Elon Musk attends the U.S.-Saudi Investment Forum in Washington, D.C., U.S., November 19, 2025.

Evelyn Hockstein | Reuters

Elon Musk’s artificial intelligence startup xAI is expected to close a $15 billion round at a $230 billion pre-money valuation next month, sources familiar with the matter told CNBC’s David Faber.

The deadline for allocation is the end of day on Tuesday, with the round expected to close on Dec. 19, the sources said.

This confirms earlier CNBC reporting that the company was raising $15 billion. The Tesla CEO later called the report on the round “False” in a post on the social media platform X.

At the time, sources told CNBC that xAI would use a large portion of the money for funding graphics processing units responsible for powering large language models.

CNBC had previously reported in September that the startup was looking to raise $10 billion at a $200 billion valuation.

The funding round is yet another sign of the insatiable demand for AI tools. Companies, including OpenAI and Anthropic, have raised billions and reached sky-high valuations as investors pour more money into companies building foundational AI models.

Sam Altman‘s OpenAI finalized a $6.6 billion-share sale at a $500 billion valuation last month, and Reuters recently reported that the ChatGPT maker was eying a $1 trillion initial public offering.
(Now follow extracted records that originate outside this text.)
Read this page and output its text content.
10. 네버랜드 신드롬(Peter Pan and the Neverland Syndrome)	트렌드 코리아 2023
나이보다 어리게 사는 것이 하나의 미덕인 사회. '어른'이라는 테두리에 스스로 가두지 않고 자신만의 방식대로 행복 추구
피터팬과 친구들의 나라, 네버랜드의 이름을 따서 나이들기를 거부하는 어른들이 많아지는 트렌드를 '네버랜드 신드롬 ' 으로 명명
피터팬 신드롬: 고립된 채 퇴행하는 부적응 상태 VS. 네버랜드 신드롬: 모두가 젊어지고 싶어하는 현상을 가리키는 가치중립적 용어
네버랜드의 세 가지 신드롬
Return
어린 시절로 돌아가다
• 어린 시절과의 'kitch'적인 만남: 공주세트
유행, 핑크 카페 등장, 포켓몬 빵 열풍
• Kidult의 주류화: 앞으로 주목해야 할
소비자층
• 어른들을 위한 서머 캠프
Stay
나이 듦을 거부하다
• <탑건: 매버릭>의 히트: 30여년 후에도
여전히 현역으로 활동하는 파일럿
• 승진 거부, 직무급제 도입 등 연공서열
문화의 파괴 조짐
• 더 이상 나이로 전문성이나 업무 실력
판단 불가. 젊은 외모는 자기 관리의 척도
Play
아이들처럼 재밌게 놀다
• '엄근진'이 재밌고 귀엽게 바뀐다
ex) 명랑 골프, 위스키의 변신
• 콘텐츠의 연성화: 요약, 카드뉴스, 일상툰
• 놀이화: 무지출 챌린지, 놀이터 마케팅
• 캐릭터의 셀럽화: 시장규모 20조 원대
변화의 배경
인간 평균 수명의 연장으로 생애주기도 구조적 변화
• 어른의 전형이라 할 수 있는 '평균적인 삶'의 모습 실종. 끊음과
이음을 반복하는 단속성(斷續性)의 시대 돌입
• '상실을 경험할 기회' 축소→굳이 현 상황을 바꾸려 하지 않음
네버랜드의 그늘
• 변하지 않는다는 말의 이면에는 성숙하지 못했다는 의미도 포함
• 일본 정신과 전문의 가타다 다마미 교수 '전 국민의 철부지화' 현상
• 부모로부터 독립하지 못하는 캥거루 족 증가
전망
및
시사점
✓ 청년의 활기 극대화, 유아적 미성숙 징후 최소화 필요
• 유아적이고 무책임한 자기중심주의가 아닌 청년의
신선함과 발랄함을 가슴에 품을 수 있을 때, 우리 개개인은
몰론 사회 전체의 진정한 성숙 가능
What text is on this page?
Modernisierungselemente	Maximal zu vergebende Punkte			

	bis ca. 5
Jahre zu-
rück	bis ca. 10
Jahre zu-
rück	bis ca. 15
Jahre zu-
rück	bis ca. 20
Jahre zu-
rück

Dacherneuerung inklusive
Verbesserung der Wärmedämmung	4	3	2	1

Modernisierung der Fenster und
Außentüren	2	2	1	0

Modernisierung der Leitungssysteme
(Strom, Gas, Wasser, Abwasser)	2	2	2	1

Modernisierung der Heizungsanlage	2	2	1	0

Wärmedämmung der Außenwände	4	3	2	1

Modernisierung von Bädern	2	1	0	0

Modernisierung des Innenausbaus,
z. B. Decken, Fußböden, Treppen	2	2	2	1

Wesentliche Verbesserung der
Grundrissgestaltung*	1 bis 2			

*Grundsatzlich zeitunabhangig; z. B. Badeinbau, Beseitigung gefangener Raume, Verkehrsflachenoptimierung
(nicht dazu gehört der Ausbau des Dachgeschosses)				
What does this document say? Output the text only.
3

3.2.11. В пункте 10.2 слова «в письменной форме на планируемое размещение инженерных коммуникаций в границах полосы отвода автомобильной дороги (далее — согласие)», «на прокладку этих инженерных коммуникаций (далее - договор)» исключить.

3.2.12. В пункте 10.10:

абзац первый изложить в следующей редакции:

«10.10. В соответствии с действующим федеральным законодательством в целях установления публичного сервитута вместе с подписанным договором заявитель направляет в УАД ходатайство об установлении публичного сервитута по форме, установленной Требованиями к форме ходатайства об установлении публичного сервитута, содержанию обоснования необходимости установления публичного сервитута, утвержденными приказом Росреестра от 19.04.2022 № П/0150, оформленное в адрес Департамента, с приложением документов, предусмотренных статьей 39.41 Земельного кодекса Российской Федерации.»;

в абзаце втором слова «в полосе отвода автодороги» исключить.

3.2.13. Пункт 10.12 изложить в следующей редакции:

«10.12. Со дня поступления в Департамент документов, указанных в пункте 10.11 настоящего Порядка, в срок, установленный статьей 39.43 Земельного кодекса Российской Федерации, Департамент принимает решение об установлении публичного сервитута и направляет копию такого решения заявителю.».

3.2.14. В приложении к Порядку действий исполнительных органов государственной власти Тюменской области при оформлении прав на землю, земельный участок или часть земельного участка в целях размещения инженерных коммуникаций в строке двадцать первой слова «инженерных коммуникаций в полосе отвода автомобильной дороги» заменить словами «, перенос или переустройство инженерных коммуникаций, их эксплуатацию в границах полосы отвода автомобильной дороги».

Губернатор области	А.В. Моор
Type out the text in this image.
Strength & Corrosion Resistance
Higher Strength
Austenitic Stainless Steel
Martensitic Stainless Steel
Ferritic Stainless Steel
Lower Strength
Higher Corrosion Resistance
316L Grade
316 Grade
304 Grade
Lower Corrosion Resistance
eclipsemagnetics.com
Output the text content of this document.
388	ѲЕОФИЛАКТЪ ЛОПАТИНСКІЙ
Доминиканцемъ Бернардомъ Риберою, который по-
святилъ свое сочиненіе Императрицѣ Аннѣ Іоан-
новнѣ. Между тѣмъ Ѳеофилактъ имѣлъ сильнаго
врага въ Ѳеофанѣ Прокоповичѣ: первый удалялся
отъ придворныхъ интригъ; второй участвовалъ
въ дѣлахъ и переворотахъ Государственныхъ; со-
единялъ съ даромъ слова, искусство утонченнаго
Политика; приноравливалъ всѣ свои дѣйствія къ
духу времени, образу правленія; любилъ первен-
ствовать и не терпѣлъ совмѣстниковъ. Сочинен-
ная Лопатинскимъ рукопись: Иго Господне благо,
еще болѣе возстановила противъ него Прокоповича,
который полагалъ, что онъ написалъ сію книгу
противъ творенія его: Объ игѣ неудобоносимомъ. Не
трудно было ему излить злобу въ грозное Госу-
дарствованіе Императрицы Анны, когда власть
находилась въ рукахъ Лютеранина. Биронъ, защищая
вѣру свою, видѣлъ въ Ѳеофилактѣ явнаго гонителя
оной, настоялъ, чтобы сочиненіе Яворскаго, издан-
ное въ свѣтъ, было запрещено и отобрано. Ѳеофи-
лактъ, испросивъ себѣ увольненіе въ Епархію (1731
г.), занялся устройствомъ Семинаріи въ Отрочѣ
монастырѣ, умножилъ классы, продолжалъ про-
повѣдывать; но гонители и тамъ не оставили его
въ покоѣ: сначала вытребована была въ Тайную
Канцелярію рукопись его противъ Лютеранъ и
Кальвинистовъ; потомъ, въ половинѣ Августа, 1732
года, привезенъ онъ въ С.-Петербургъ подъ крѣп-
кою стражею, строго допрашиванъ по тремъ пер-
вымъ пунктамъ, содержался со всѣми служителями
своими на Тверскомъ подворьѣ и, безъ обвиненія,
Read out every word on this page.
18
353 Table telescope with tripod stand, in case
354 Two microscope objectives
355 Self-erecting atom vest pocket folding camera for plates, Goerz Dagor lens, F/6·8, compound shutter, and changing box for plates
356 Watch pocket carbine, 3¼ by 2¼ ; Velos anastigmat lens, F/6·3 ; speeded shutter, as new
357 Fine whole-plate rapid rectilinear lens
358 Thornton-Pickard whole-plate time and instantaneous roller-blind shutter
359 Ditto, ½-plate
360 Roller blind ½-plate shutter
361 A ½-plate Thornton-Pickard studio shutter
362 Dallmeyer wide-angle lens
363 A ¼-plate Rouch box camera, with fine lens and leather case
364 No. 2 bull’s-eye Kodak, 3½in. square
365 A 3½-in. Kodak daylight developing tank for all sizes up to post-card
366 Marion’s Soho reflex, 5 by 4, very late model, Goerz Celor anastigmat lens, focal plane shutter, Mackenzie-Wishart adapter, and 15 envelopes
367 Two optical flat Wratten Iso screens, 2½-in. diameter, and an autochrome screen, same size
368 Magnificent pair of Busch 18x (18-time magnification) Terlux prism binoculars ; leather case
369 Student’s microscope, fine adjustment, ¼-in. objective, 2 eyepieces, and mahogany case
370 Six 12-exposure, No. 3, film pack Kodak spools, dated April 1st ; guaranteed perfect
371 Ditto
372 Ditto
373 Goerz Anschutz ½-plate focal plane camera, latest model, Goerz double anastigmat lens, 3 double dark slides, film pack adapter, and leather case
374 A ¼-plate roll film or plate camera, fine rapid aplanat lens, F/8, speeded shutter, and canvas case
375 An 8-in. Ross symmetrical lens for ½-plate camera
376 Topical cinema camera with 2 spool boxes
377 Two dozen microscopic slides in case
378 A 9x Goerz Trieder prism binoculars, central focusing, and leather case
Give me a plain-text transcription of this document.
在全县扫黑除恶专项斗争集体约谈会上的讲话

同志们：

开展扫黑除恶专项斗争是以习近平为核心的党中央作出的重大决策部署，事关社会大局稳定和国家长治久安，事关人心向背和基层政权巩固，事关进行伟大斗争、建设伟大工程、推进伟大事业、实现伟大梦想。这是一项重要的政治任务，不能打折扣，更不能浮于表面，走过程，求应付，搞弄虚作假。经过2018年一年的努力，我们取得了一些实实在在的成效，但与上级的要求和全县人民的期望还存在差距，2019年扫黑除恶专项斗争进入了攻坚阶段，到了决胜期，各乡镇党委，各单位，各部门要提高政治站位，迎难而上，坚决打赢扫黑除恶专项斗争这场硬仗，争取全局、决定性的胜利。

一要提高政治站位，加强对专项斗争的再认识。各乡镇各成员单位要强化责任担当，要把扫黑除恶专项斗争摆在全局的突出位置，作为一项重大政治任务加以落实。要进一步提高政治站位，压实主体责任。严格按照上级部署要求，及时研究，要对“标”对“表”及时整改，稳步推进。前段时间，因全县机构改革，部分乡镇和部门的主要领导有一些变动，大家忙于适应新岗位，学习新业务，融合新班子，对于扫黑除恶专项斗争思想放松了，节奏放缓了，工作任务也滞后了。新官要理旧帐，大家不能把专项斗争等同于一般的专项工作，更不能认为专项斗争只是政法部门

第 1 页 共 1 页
Anthropic closed a $13 billion funding round in September that roughly tripled its valuation from March.

Musk’s xAI is responsible for creating the Grok chatbot that has come under fire for disseminating hate speech, including antisemitic content. The company recently debuted Grokipedia, an AI-powered competitor to Wikipedia.

In March, Musk announced the merger of xAI with X in a deal valuing the social media platform at $33 billion.